The past is yours but the future’s ours
Walk with me, walk with me
People singing truth to power
Walk with me, walk with me


Our choir sang, let us hear them sing again.

Reflection: Rock

‘create’ is another word for kicking up a fuss
to make something of the nothing that isn’t even given to us.

If “Whatdaya got,” captures something of punk’s rebellion then Boff Whalley’s words summarize another important element of the tradition. In garages, at outlaw venues, among decrepit warehouses, in the back of poorly lit clubs, the philosophy of D.I.Y.—do it yourself—has shaped generations across the globe. The idea was simple: it is possible for us to create our own culture. We can act for ourselves.

This sentiment is found in the song the choir just sang. “One Breath at a Time” is a reminder that the antidote to the epidemics of loneliness and mental health crises are uncovered, at least partially, through the creation of community. The piece offers advice for those who are “losing contact bit by bit.” Join a gym, join a book group, share with a friend “the superpower … [of] talk and tea,” the words tell us.

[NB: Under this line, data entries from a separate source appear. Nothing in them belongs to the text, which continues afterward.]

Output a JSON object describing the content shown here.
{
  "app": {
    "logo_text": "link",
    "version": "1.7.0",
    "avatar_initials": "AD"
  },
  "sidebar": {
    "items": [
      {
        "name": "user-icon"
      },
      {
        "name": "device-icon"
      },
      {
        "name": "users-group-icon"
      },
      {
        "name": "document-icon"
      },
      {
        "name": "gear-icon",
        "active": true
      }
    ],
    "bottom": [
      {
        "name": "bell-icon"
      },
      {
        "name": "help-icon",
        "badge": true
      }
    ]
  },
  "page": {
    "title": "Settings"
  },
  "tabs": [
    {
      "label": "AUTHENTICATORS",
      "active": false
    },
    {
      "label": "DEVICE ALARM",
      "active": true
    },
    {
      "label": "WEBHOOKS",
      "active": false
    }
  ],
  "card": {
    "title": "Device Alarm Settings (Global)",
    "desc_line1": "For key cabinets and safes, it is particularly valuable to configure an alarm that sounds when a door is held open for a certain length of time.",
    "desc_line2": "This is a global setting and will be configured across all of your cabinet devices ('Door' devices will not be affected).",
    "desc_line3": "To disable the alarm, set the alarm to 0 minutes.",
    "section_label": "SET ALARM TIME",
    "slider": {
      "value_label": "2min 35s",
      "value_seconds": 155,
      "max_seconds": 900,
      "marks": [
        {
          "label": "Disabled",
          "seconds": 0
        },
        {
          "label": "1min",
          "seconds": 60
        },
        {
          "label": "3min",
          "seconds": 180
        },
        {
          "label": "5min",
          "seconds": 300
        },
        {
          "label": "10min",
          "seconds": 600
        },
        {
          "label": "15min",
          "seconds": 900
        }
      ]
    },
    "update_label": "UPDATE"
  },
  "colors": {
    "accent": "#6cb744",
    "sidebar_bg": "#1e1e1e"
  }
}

The message is simple and very punk. No one is coming to save us. We need to save ourselves. We can create the culture, together, that can revive us. It is another testament to what I sometimes call the resurrection of the living, the waking up to the world as it is, the acknowledgment that so much of what is before us is a human creation. We are blessed with the power to bring love where there is hate and justice where there is injustice.

That D.I.Y. spirit is very much part of our congregation. In our dissenting Unitarian Universalist tradition, the congregation belongs to, is created by, its members. In each generation the members of First Unitarian Universalist are invited to take up the responsibility of doing it yourself. Today that means considering what songs, what types of music, what forms of worship, what communal events, best embody our spiritual legacy of dissent. How best can we help each other uncover the real wealth of the world, love, in a time of war, climate crisis and rising authoritarianism?

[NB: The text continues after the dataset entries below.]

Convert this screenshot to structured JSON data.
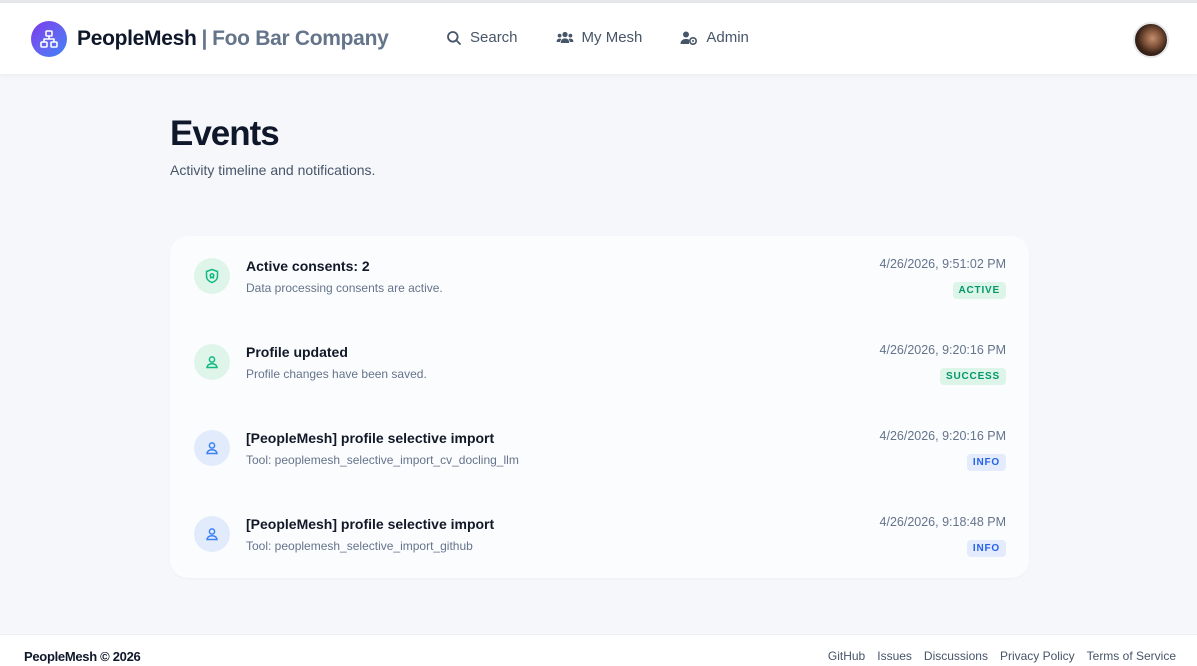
{
  "header": {
    "brand_name": "PeopleMesh",
    "brand_separator": "|",
    "org_name": "Foo Bar Company",
    "nav": [
      {
        "label": "Search",
        "icon": "search-icon"
      },
      {
        "label": "My Mesh",
        "icon": "users-icon"
      },
      {
        "label": "Admin",
        "icon": "user-cog-icon"
      }
    ]
  },
  "page": {
    "title": "Events",
    "subtitle": "Activity timeline and notifications."
  },
  "events": [
    {
      "title": "Active consents: 2",
      "description": "Data processing consents are active.",
      "time": "4/26/2026, 9:51:02 PM",
      "badge": "ACTIVE",
      "icon": "shield-icon",
      "color": "#059669"
    },
    {
      "title": "Profile updated",
      "description": "Profile changes have been saved.",
      "time": "4/26/2026, 9:20:16 PM",
      "badge": "SUCCESS",
      "icon": "user-icon",
      "color": "#059669"
    },
    {
      "title": "[PeopleMesh] profile selective import",
      "description": "Tool: peoplemesh_selective_import_cv_docling_llm",
      "time": "4/26/2026, 9:20:16 PM",
      "badge": "INFO",
      "icon": "user-icon",
      "color": "#2563eb"
    },
    {
      "title": "[PeopleMesh] profile selective import",
      "description": "Tool: peoplemesh_selective_import_github",
      "time": "4/26/2026, 9:18:48 PM",
      "badge": "INFO",
      "icon": "user-icon",
      "color": "#2563eb"
    }
  ],
  "footer": {
    "brand": "PeopleMesh © 2026",
    "links": [
      "GitHub",
      "Issues",
      "Discussions",
      "Privacy Policy",
      "Terms of Service"
    ]
  }
}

Our collective efforts to best answer that question is one of the things I love most about Unitarian Universalism. Responsibility is not assigned to any one person—neither minister nor Board President. Instead, it belongs to all of us.

Consider how this pertains to our upcoming UU the Vote effort. If you have been part of this congregation for a while, you likely know that we go all out for voting justice. In the 2024 election we mobilized more than 170 volunteers, registered close to 1,000 voters, and made more than 40,000 contacts to get people to the polls. We will do it again for the 2026 midterms.

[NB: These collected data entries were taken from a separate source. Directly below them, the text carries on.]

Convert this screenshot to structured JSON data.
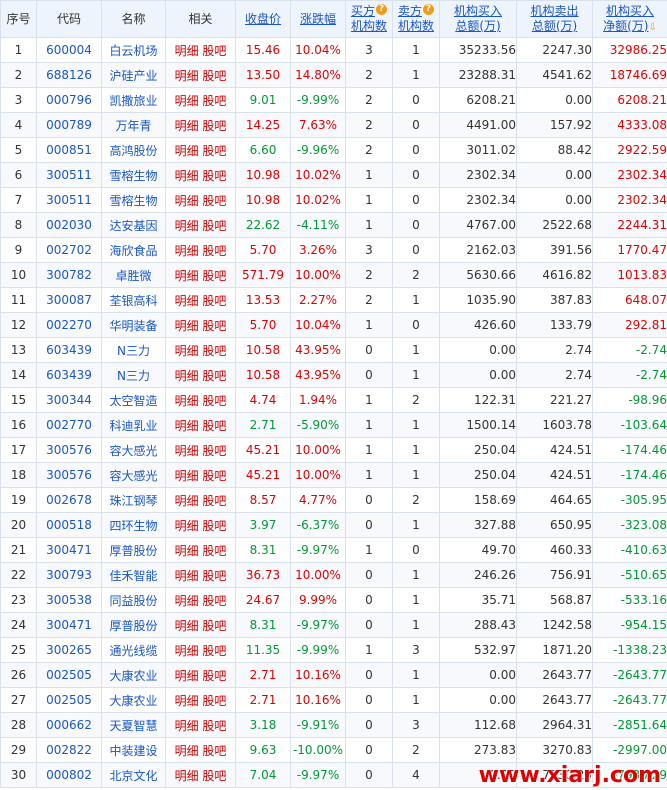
{
  "headers": {
    "seq": "序号",
    "code": "代码",
    "name": "名称",
    "related": "相关",
    "close": "收盘价",
    "change": "涨跌幅",
    "buy_inst": [
      "买方",
      "机构数"
    ],
    "sell_inst": [
      "卖方",
      "机构数"
    ],
    "inst_buy_total": [
      "机构买入",
      "总额(万)"
    ],
    "inst_sell_total": [
      "机构卖出",
      "总额(万)"
    ],
    "inst_net": [
      "机构买入",
      "净额(万)"
    ]
  },
  "related_links": {
    "detail": "明细",
    "forum": "股吧"
  },
  "colors": {
    "up": "#e40000",
    "down": "#009933",
    "link": "#1a56c8"
  },
  "rows": [
    {
      "seq": "1",
      "code": "600004",
      "name": "白云机场",
      "close": "15.46",
      "change": "10.04%",
      "buy": "3",
      "sell": "1",
      "buy_total": "35233.56",
      "sell_total": "2247.30",
      "net": "32986.25",
      "dir": "up",
      "netdir": "up"
    },
    {
      "seq": "2",
      "code": "688126",
      "name": "沪硅产业",
      "close": "13.50",
      "change": "14.80%",
      "buy": "2",
      "sell": "1",
      "buy_total": "23288.31",
      "sell_total": "4541.62",
      "net": "18746.69",
      "dir": "up",
      "netdir": "up"
    },
    {
      "seq": "3",
      "code": "000796",
      "name": "凯撒旅业",
      "close": "9.01",
      "change": "-9.99%",
      "buy": "2",
      "sell": "0",
      "buy_total": "6208.21",
      "sell_total": "0.00",
      "net": "6208.21",
      "dir": "down",
      "netdir": "up"
    },
    {
      "seq": "4",
      "code": "000789",
      "name": "万年青",
      "close": "14.25",
      "change": "7.63%",
      "buy": "2",
      "sell": "0",
      "buy_total": "4491.00",
      "sell_total": "157.92",
      "net": "4333.08",
      "dir": "up",
      "netdir": "up"
    },
    {
      "seq": "5",
      "code": "000851",
      "name": "高鸿股份",
      "close": "6.60",
      "change": "-9.96%",
      "buy": "2",
      "sell": "0",
      "buy_total": "3011.02",
      "sell_total": "88.42",
      "net": "2922.59",
      "dir": "down",
      "netdir": "up"
    },
    {
      "seq": "6",
      "code": "300511",
      "name": "雪榕生物",
      "close": "10.98",
      "change": "10.02%",
      "buy": "1",
      "sell": "0",
      "buy_total": "2302.34",
      "sell_total": "0.00",
      "net": "2302.34",
      "dir": "up",
      "netdir": "up"
    },
    {
      "seq": "7",
      "code": "300511",
      "name": "雪榕生物",
      "close": "10.98",
      "change": "10.02%",
      "buy": "1",
      "sell": "0",
      "buy_total": "2302.34",
      "sell_total": "0.00",
      "net": "2302.34",
      "dir": "up",
      "netdir": "up"
    },
    {
      "seq": "8",
      "code": "002030",
      "name": "达安基因",
      "close": "22.62",
      "change": "-4.11%",
      "buy": "1",
      "sell": "0",
      "buy_total": "4767.00",
      "sell_total": "2522.68",
      "net": "2244.31",
      "dir": "down",
      "netdir": "up"
    },
    {
      "seq": "9",
      "code": "002702",
      "name": "海欣食品",
      "close": "5.70",
      "change": "3.26%",
      "buy": "3",
      "sell": "0",
      "buy_total": "2162.03",
      "sell_total": "391.56",
      "net": "1770.47",
      "dir": "up",
      "netdir": "up"
    },
    {
      "seq": "10",
      "code": "300782",
      "name": "卓胜微",
      "close": "571.79",
      "change": "10.00%",
      "buy": "2",
      "sell": "2",
      "buy_total": "5630.66",
      "sell_total": "4616.82",
      "net": "1013.83",
      "dir": "up",
      "netdir": "up"
    },
    {
      "seq": "11",
      "code": "300087",
      "name": "荃银高科",
      "close": "13.53",
      "change": "2.27%",
      "buy": "2",
      "sell": "1",
      "buy_total": "1035.90",
      "sell_total": "387.83",
      "net": "648.07",
      "dir": "up",
      "netdir": "up"
    },
    {
      "seq": "12",
      "code": "002270",
      "name": "华明装备",
      "close": "5.70",
      "change": "10.04%",
      "buy": "1",
      "sell": "0",
      "buy_total": "426.60",
      "sell_total": "133.79",
      "net": "292.81",
      "dir": "up",
      "netdir": "up"
    },
    {
      "seq": "13",
      "code": "603439",
      "name": "N三力",
      "close": "10.58",
      "change": "43.95%",
      "buy": "0",
      "sell": "1",
      "buy_total": "0.00",
      "sell_total": "2.74",
      "net": "-2.74",
      "dir": "up",
      "netdir": "down"
    },
    {
      "seq": "14",
      "code": "603439",
      "name": "N三力",
      "close": "10.58",
      "change": "43.95%",
      "buy": "0",
      "sell": "1",
      "buy_total": "0.00",
      "sell_total": "2.74",
      "net": "-2.74",
      "dir": "up",
      "netdir": "down"
    },
    {
      "seq": "15",
      "code": "300344",
      "name": "太空智造",
      "close": "4.74",
      "change": "1.94%",
      "buy": "1",
      "sell": "2",
      "buy_total": "122.31",
      "sell_total": "221.27",
      "net": "-98.96",
      "dir": "up",
      "netdir": "down"
    },
    {
      "seq": "16",
      "code": "002770",
      "name": "科迪乳业",
      "close": "2.71",
      "change": "-5.90%",
      "buy": "1",
      "sell": "1",
      "buy_total": "1500.14",
      "sell_total": "1603.78",
      "net": "-103.64",
      "dir": "down",
      "netdir": "down"
    },
    {
      "seq": "17",
      "code": "300576",
      "name": "容大感光",
      "close": "45.21",
      "change": "10.00%",
      "buy": "1",
      "sell": "1",
      "buy_total": "250.04",
      "sell_total": "424.51",
      "net": "-174.46",
      "dir": "up",
      "netdir": "down"
    },
    {
      "seq": "18",
      "code": "300576",
      "name": "容大感光",
      "close": "45.21",
      "change": "10.00%",
      "buy": "1",
      "sell": "1",
      "buy_total": "250.04",
      "sell_total": "424.51",
      "net": "-174.46",
      "dir": "up",
      "netdir": "down"
    },
    {
      "seq": "19",
      "code": "002678",
      "name": "珠江钢琴",
      "close": "8.57",
      "change": "4.77%",
      "buy": "0",
      "sell": "2",
      "buy_total": "158.69",
      "sell_total": "464.65",
      "net": "-305.95",
      "dir": "up",
      "netdir": "down"
    },
    {
      "seq": "20",
      "code": "000518",
      "name": "四环生物",
      "close": "3.97",
      "change": "-6.37%",
      "buy": "0",
      "sell": "1",
      "buy_total": "327.88",
      "sell_total": "650.95",
      "net": "-323.08",
      "dir": "down",
      "netdir": "down"
    },
    {
      "seq": "21",
      "code": "300471",
      "name": "厚普股份",
      "close": "8.31",
      "change": "-9.97%",
      "buy": "1",
      "sell": "0",
      "buy_total": "49.70",
      "sell_total": "460.33",
      "net": "-410.63",
      "dir": "down",
      "netdir": "down"
    },
    {
      "seq": "22",
      "code": "300793",
      "name": "佳禾智能",
      "close": "36.73",
      "change": "10.00%",
      "buy": "0",
      "sell": "1",
      "buy_total": "246.26",
      "sell_total": "756.91",
      "net": "-510.65",
      "dir": "up",
      "netdir": "down"
    },
    {
      "seq": "23",
      "code": "300538",
      "name": "同益股份",
      "close": "24.67",
      "change": "9.99%",
      "buy": "0",
      "sell": "1",
      "buy_total": "35.71",
      "sell_total": "568.87",
      "net": "-533.16",
      "dir": "up",
      "netdir": "down"
    },
    {
      "seq": "24",
      "code": "300471",
      "name": "厚普股份",
      "close": "8.31",
      "change": "-9.97%",
      "buy": "0",
      "sell": "1",
      "buy_total": "288.43",
      "sell_total": "1242.58",
      "net": "-954.15",
      "dir": "down",
      "netdir": "down"
    },
    {
      "seq": "25",
      "code": "300265",
      "name": "通光线缆",
      "close": "11.35",
      "change": "-9.99%",
      "buy": "1",
      "sell": "3",
      "buy_total": "532.97",
      "sell_total": "1871.20",
      "net": "-1338.23",
      "dir": "down",
      "netdir": "down"
    },
    {
      "seq": "26",
      "code": "002505",
      "name": "大康农业",
      "close": "2.71",
      "change": "10.16%",
      "buy": "0",
      "sell": "1",
      "buy_total": "0.00",
      "sell_total": "2643.77",
      "net": "-2643.77",
      "dir": "up",
      "netdir": "down"
    },
    {
      "seq": "27",
      "code": "002505",
      "name": "大康农业",
      "close": "2.71",
      "change": "10.16%",
      "buy": "0",
      "sell": "1",
      "buy_total": "0.00",
      "sell_total": "2643.77",
      "net": "-2643.77",
      "dir": "up",
      "netdir": "down"
    },
    {
      "seq": "28",
      "code": "000662",
      "name": "天夏智慧",
      "close": "3.18",
      "change": "-9.91%",
      "buy": "0",
      "sell": "3",
      "buy_total": "112.68",
      "sell_total": "2964.31",
      "net": "-2851.64",
      "dir": "down",
      "netdir": "down"
    },
    {
      "seq": "29",
      "code": "002822",
      "name": "中装建设",
      "close": "9.63",
      "change": "-10.00%",
      "buy": "0",
      "sell": "2",
      "buy_total": "273.83",
      "sell_total": "3270.83",
      "net": "-2997.00",
      "dir": "down",
      "netdir": "down"
    },
    {
      "seq": "30",
      "code": "000802",
      "name": "北京文化",
      "close": "7.04",
      "change": "-9.97%",
      "buy": "0",
      "sell": "4",
      "buy_total": "0.00",
      "sell_total": "7930.29",
      "net": "-7930.29",
      "dir": "down",
      "netdir": "down"
    }
  ],
  "watermark": "www.xiarj.com"
}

When we do, it will not because of any one person. Instead, it will be a result of each of us making the decision to do something. The Justice Coordinating Council, in conjunction with our partner organizations, will develop a strategy. Staff will provide support. The ministry—by which I mean me and whomever we hopefully hire as our next Assistant Minister—will preach sermons calling for the living of democracy as a religious practice. D.I.Y. will mean block walking, phone calling, postcard mailing, rallying, coming together and reimagining. In response to an unjust war, the assault on our democracy, all of the things that “Whatdaya got” might signify in the present moment, we will do our best to bring about a more democratic culture.

There are many ways that culture might manifest itself beyond the ballot box. Punk teaches us that we are the ones that have capacity to create the community we want to see. Whether that is through the voting justice, community gardening, participating in next week’s May Day strikes, organizing book groups, or developing an even deeper sense of congregational life, well, it is for you to do yourself is the message of both punk and our dissenting tradition. Whatever your D.I.Y., whatever our D.I.Y., is, though, I think Boff Whalley has a good sense of where it should lead:

and if I can’t dance to it, it’s not my revolution
and if there’s no humour in it, it’s not my revolution
and if love takes a back seat, it’s not my revolution
and if I ever stop wanting it: then it’s no revolution at all.

In that spirit, I invite the congregation to say Amen, and now, join together in singing that punk anthem, “I Fought the Law.”